Why not horns?


I've owned a lot of speakers over the years but I have never experienced anything like the midrange reproduction from my horns. With a frequency response of 300 Hz. up to 14 Khz. from a single distortionless driver, it seems like a no-brainer that everyone would want this performance. Why don't you use horns?
macrojack
Unsound, ALL time coherent designers think/thought this. Vandersteen, Thiel, Johnson, etc.
It is the single measurement that most distinctly shows the output signal as it relates to time. And timing was the paramount issue for all of these guys.
"Another thing that makes the Ohm speakers unique (then and now) is that they are almost a 1-way speaker. The CLS driver handles frequencies from the bass through about 10kHz, at which time they (finally) hand off to a (metal) dome tweeter. In doing so, they remain completely free of all known deleterious effects of crossovers usually located in the all-important midrange. Coherence is the natural by-product of one driver doing most of the talking - or singing as it were. So are phase coherence and time alignment."

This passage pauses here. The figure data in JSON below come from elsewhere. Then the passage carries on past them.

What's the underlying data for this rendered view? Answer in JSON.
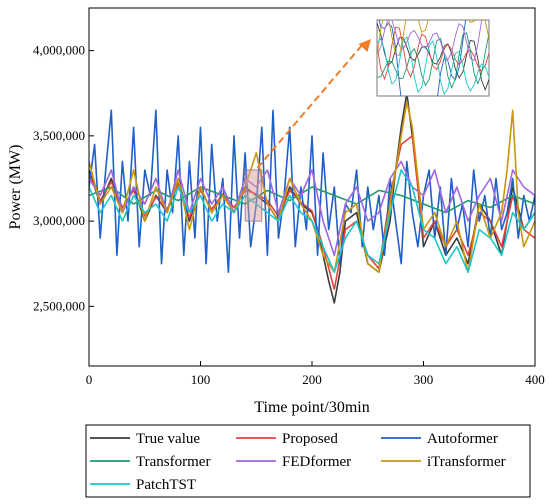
{
  "chart_data": {
    "type": "line",
    "title": "",
    "xlabel": "Time point/30min",
    "ylabel": "Power (MW)",
    "xlim": [
      0,
      400
    ],
    "ylim": [
      2150000,
      4250000
    ],
    "x_ticks": [
      0,
      100,
      200,
      300,
      400
    ],
    "x_tick_labels": [
      "0",
      "100",
      "200",
      "300",
      "400"
    ],
    "y_ticks": [
      2500000,
      3000000,
      3500000,
      4000000
    ],
    "y_tick_labels": [
      "2,500,000",
      "3,000,000",
      "3,500,000",
      "4,000,000"
    ],
    "grid": false,
    "legend_position": "bottom",
    "inset": {
      "source_x_range": [
        140,
        155
      ],
      "source_y_range": [
        3000000,
        3300000
      ],
      "note": "zoomed inset of highlighted region"
    },
    "series": [
      {
        "name": "True value",
        "color": "#3c3c3c",
        "x": [
          0,
          10,
          20,
          30,
          40,
          50,
          60,
          70,
          80,
          90,
          100,
          110,
          120,
          130,
          140,
          150,
          160,
          170,
          180,
          190,
          200,
          205,
          210,
          215,
          220,
          225,
          230,
          240,
          250,
          260,
          270,
          275,
          280,
          285,
          290,
          295,
          300,
          310,
          320,
          330,
          340,
          350,
          360,
          370,
          380,
          390,
          400
        ],
        "y": [
          3300000,
          3100000,
          3250000,
          3050000,
          3200000,
          3000000,
          3150000,
          3050000,
          3250000,
          3000000,
          3200000,
          3050000,
          3150000,
          3050000,
          3200000,
          3150000,
          3100000,
          3000000,
          3200000,
          3100000,
          3050000,
          2950000,
          2800000,
          2650000,
          2520000,
          2700000,
          3000000,
          3050000,
          2750000,
          2700000,
          3000000,
          3300000,
          3550000,
          3750000,
          3500000,
          3200000,
          2850000,
          3000000,
          2800000,
          2900000,
          2750000,
          3100000,
          3000000,
          2800000,
          3200000,
          2950000,
          3050000
        ]
      },
      {
        "name": "Proposed",
        "color": "#e8413c",
        "x": [
          0,
          10,
          20,
          30,
          40,
          50,
          60,
          70,
          80,
          90,
          100,
          110,
          120,
          130,
          140,
          150,
          160,
          170,
          180,
          190,
          200,
          210,
          220,
          230,
          240,
          250,
          260,
          270,
          280,
          290,
          300,
          310,
          320,
          330,
          340,
          350,
          360,
          370,
          380,
          390,
          400
        ],
        "y": [
          3280000,
          3120000,
          3230000,
          3080000,
          3180000,
          3030000,
          3140000,
          3070000,
          3220000,
          3020000,
          3180000,
          3070000,
          3160000,
          3080000,
          3180000,
          3160000,
          3120000,
          3030000,
          3180000,
          3110000,
          3060000,
          2850000,
          2600000,
          2950000,
          3000000,
          2800000,
          2720000,
          3150000,
          3450000,
          3500000,
          2900000,
          3000000,
          2850000,
          2950000,
          2800000,
          3050000,
          3000000,
          2850000,
          3150000,
          2950000,
          2900000
        ]
      },
      {
        "name": "Autoformer",
        "color": "#1f5fc8",
        "x": [
          0,
          5,
          10,
          15,
          20,
          25,
          30,
          35,
          40,
          45,
          50,
          55,
          60,
          65,
          70,
          75,
          80,
          85,
          90,
          95,
          100,
          105,
          110,
          115,
          120,
          125,
          130,
          135,
          140,
          145,
          150,
          155,
          160,
          165,
          170,
          175,
          180,
          185,
          190,
          195,
          200,
          205,
          210,
          215,
          220,
          225,
          230,
          235,
          240,
          245,
          250,
          255,
          260,
          265,
          270,
          275,
          280,
          285,
          290,
          295,
          300,
          305,
          310,
          315,
          320,
          325,
          330,
          335,
          340,
          345,
          350,
          355,
          360,
          365,
          370,
          375,
          380,
          385,
          390,
          395,
          400
        ],
        "y": [
          3200000,
          3450000,
          2900000,
          3300000,
          3650000,
          2800000,
          3350000,
          3000000,
          3550000,
          2850000,
          3300000,
          3150000,
          3650000,
          2750000,
          3300000,
          3050000,
          3500000,
          2800000,
          3350000,
          2900000,
          3550000,
          2750000,
          3450000,
          3000000,
          3250000,
          2700000,
          3500000,
          2900000,
          3400000,
          2850000,
          3100000,
          3550000,
          2800000,
          3650000,
          2900000,
          3150000,
          3550000,
          2850000,
          3200000,
          2950000,
          3500000,
          2800000,
          3400000,
          2950000,
          3200000,
          2750000,
          3100000,
          3050000,
          3300000,
          2850000,
          3200000,
          2950000,
          3150000,
          2800000,
          3250000,
          3000000,
          2750000,
          3350000,
          3050000,
          2850000,
          3150000,
          3300000,
          2900000,
          3200000,
          2800000,
          3250000,
          2950000,
          3100000,
          2850000,
          3300000,
          3000000,
          3150000,
          2900000,
          3250000,
          2950000,
          3050000,
          3250000,
          2900000,
          3150000,
          3000000,
          3150000
        ]
      },
      {
        "name": "Transformer",
        "color": "#1f9a6c",
        "x": [
          0,
          20,
          40,
          60,
          80,
          100,
          120,
          140,
          160,
          180,
          200,
          220,
          240,
          260,
          280,
          300,
          320,
          340,
          360,
          380,
          400
        ],
        "y": [
          3150000,
          3200000,
          3100000,
          3180000,
          3120000,
          3200000,
          3150000,
          3100000,
          3180000,
          3120000,
          3200000,
          3150000,
          3100000,
          3180000,
          3150000,
          3100000,
          3050000,
          3120000,
          3080000,
          3150000,
          3100000
        ]
      },
      {
        "name": "FEDformer",
        "color": "#a066e0",
        "x": [
          0,
          10,
          20,
          30,
          40,
          50,
          60,
          70,
          80,
          90,
          100,
          110,
          120,
          130,
          140,
          150,
          160,
          170,
          180,
          190,
          200,
          210,
          220,
          230,
          240,
          250,
          260,
          270,
          280,
          290,
          300,
          310,
          320,
          330,
          340,
          350,
          360,
          370,
          380,
          390,
          400
        ],
        "y": [
          3250000,
          3150000,
          3300000,
          3050000,
          3200000,
          3100000,
          3250000,
          3050000,
          3300000,
          3050000,
          3250000,
          3100000,
          3200000,
          3050000,
          3250000,
          3200000,
          3300000,
          3050000,
          3250000,
          3150000,
          3300000,
          3000000,
          2800000,
          3100000,
          3200000,
          3000000,
          3050000,
          3250000,
          3350000,
          3200000,
          3150000,
          3300000,
          3050000,
          3200000,
          3000000,
          3150000,
          3250000,
          3000000,
          3300000,
          3200000,
          3150000
        ]
      },
      {
        "name": "iTransformer",
        "color": "#c9960c",
        "x": [
          0,
          10,
          20,
          30,
          40,
          50,
          60,
          70,
          80,
          90,
          100,
          110,
          120,
          130,
          140,
          150,
          160,
          170,
          180,
          190,
          200,
          210,
          220,
          230,
          240,
          250,
          260,
          270,
          280,
          285,
          290,
          300,
          310,
          320,
          330,
          340,
          350,
          360,
          370,
          375,
          380,
          385,
          390,
          400
        ],
        "y": [
          3350000,
          3100000,
          3200000,
          3050000,
          3300000,
          3000000,
          3200000,
          3050000,
          3250000,
          2950000,
          3200000,
          3050000,
          3150000,
          3050000,
          3200000,
          3400000,
          3100000,
          3000000,
          3250000,
          3100000,
          3000000,
          2800000,
          2700000,
          3050000,
          3100000,
          2750000,
          2700000,
          3100000,
          3500000,
          3700000,
          3550000,
          2950000,
          3050000,
          2850000,
          3000000,
          2700000,
          3100000,
          2900000,
          3050000,
          3300000,
          3650000,
          3050000,
          2850000,
          3000000
        ]
      },
      {
        "name": "PatchTST",
        "color": "#1cc6c8",
        "x": [
          0,
          10,
          20,
          30,
          40,
          50,
          60,
          70,
          80,
          90,
          100,
          110,
          120,
          130,
          140,
          150,
          160,
          170,
          180,
          190,
          200,
          210,
          220,
          230,
          240,
          250,
          260,
          270,
          280,
          290,
          300,
          310,
          320,
          330,
          340,
          350,
          360,
          370,
          380,
          390,
          400
        ],
        "y": [
          3200000,
          3050000,
          3150000,
          3000000,
          3150000,
          3050000,
          3100000,
          3000000,
          3200000,
          3050000,
          3150000,
          3000000,
          3100000,
          3050000,
          3150000,
          3100000,
          3050000,
          3000000,
          3150000,
          3050000,
          3000000,
          2850000,
          2700000,
          2900000,
          3000000,
          2800000,
          2750000,
          3050000,
          3300000,
          3200000,
          2950000,
          2900000,
          2750000,
          2850000,
          2700000,
          2950000,
          2900000,
          2800000,
          3050000,
          2950000,
          3050000
        ]
      }
    ]
  }
}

This quote from a six moons review of one of the OHM Walsh designs pretty much states the case for the OHM CLS driver achieving a high degree of coherency in that a single driver handles all but the uppermost frequencies. I think this is an established fact regarding the OHM CLSs in that it has been reported in many reviews over the years and never brought into question or challenged at least in any reputable publication I know of.
Also, Macrojack, John Dunlavy was known for claiming that his later Dunlavy Audio Labs speakers were superior to his earlier Duntech designs precisely because the "new" (at the time) MLSSA system gave him the opportunity to measure far more precisely and implement his theories to a greater degree.
This was late '93, early '94.

Anyway, back to horns!!! (didnt want to hijack this thread, haha.)
Mapman, the original Ohms Walsh driver was not a one way speaker, there were different segments. Though it might not have used an electrical cross-over, there were indeed mechanical cross-overs. Still a brilliant idea, that I think might has been improved upon by the German Physiks DDD, which appears to be a single driver. I think we're getting off topic now.
OK, back on topic, German Physiks has a model that attempts to achieve full range with the DDD driver by horn loading it called the Unicorn.

Has anybody ever heard these? I always found a horn loaded Walsh driver to be a quite unique concept.